Monthly News Summary – May 1999

May 24, 1999 | Abigail Mindock

Environmental Policy Journal Features SSEC

by Terri Gregory, SSEC Public Information Specialist

 

June 1999

FAILSAFE™, June 1999, links to SSEC’s global montage in its new masthead. FAILSAFE™ is the online journal for the Forum for Environmental Law, Science, Engineering and Finance, or F.E.L.S.E.F., an “educational tool dedicated to the exchange of ideas through the development of a network of leading environmental professionals and policy makers of all backgrounds.” The online journal publishes transcripts of monthly lunch time discussions held by the Forum in downtown Washington, D.C. and other speeches by policy makers on environmental issues. Its June issue ushers in a new HTML version of the journal with the global montage in its masthead, a long article on SSEC (from our Web site) and columns by Dan Quayle, David Malmquist and Rick Murnane of Bermuda’s Risk Prediction Initiative, and President Bill Clinton. The last is the text of a press release on new initiatives to reduce automobile emissions.

According to editor Michael Frodl, “Not only will the technology behind the SSEC website be more closely explored during our 1999-2000 year-long series on ‘Environment & Information,’ thereby making it a harbinger of the new intellectual tack F.E.L.S.E.F. will take beginning in the fall, the dynamic nature of the imagery the website provides will be a reminder to all our readers on how dynamic and complex a system or system of systems the Earth and its environment really are. The Special Report on SSEC in this issue begins to throw some light on the magical workings of the SSEC composite digital imagery and introduces the SSEC to our readers.” To subscribe to the journal, e-mail the editor your name, job title, organization, work street address, work phone, work fax and e-mail address at mgfrodl@tidalwave.net. Editor Michael Frodl promises to keep the information confidential.

 

In the Wings

For More Information

Tropical Cyclones

Discovery Channel

CIMSS’ Tropical Cyclones group has provided hurricane imagery to a Discovery Channel production company. Termite Art Productions is still preparing the program, Hurricane X, expected to air on July 12.

In Print

For More Information

GOES Products

Air ApparentReview

A CIMSS image showing total precipitable moisture over the Great Lakes states is used in a new book on the history of weather maps. Geographer Mark Monmonier also mentions CIMSS and SSEC Web sites as Internet destinations for good examples of “highly specialized maps.” Published this year, Air Apparent: How Meteorologists Learned to Map, Predict, and Dramatize Weather, tracks the development of weather maps from their invention in 1816 through maps and images used on television and on the Web. Air Apparent is published by University of Chicago Press.

Earth Observer

EOS Science Office

NASA’s Jim Dodge presented plans for direct broadcast of Earth Observing System data to receiving stations at a meeting in Canberra in December 1998. The first EOS satellite, Terra, to be launched this summer, will broadcast only data from the Moderate Resolution Imaging Spectroradiometer.

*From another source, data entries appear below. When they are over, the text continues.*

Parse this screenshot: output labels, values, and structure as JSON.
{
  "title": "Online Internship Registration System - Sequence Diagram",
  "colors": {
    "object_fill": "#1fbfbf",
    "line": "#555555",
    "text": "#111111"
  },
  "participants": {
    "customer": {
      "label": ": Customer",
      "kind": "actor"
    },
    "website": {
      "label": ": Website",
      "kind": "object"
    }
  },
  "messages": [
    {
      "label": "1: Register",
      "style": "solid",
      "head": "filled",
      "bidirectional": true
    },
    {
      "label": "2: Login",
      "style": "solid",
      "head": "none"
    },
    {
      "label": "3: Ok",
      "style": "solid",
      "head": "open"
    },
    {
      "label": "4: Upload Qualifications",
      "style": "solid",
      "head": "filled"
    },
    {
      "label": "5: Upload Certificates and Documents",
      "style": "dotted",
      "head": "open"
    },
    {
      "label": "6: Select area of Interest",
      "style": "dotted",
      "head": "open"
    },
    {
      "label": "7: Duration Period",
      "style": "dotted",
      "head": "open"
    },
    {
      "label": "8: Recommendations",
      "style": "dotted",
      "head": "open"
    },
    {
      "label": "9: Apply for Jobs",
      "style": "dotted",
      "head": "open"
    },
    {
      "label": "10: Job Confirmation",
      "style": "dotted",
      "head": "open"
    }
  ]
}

The meeting, summarized in the Earth Observer,January/February 1999, lists the four U.S. receiving sites as Hawaii, UW-Madison (at SSEC), the University of South Florida, and the Goddard Space Flight Center. SSEC’s CIMSS, along with GSFC, is developing software to analyze the first data broadcast. Full text of the meeting summary, including plans by Australia and other countries to receive and use the data, is available on the Web.

Over the Air

For More Information

Jon Martin page

Steve Ackerman page

WHA Radio hosted the Weather Guys on May 27, but AOS professor Jon Martin answered callers’ questions alone. Steve Ackerman appeared in spirit. Host Jim Packard noted that Steve was giving a chancellor’s presentation, a requirement for UW faculty who receive a distinguished teaching award, as Steve did this spring. Both Jon and Steve use the Internet to dramatize their class material, but as Jon noted, they both also believe that the Internet can “enhance, not replace, classroom teaching.”

On the Web

For More Information

Discovery Online

John Mecikalski explained the weather processes that caused violent early May tornadoes in Oklahoma and other Great Plains states. In a News Brief for May 5, Discovery Online’s Jennifer Viegas quoted John saying, “a vertical wind sheer favorable to tornadoes developed over Oklahoma.” John also said, “usually there are 25 to 50 big storms each spring [in the Great Plains].” He noted that such large storms hitting highly populated areas does not happen very often. For folks at UW–Madison, this article is posted on the third floor bulletin board in the Atmospheric, Oceanic and Space Sciences Building. Discovery Online maintains only a two-week archive of News Briefs.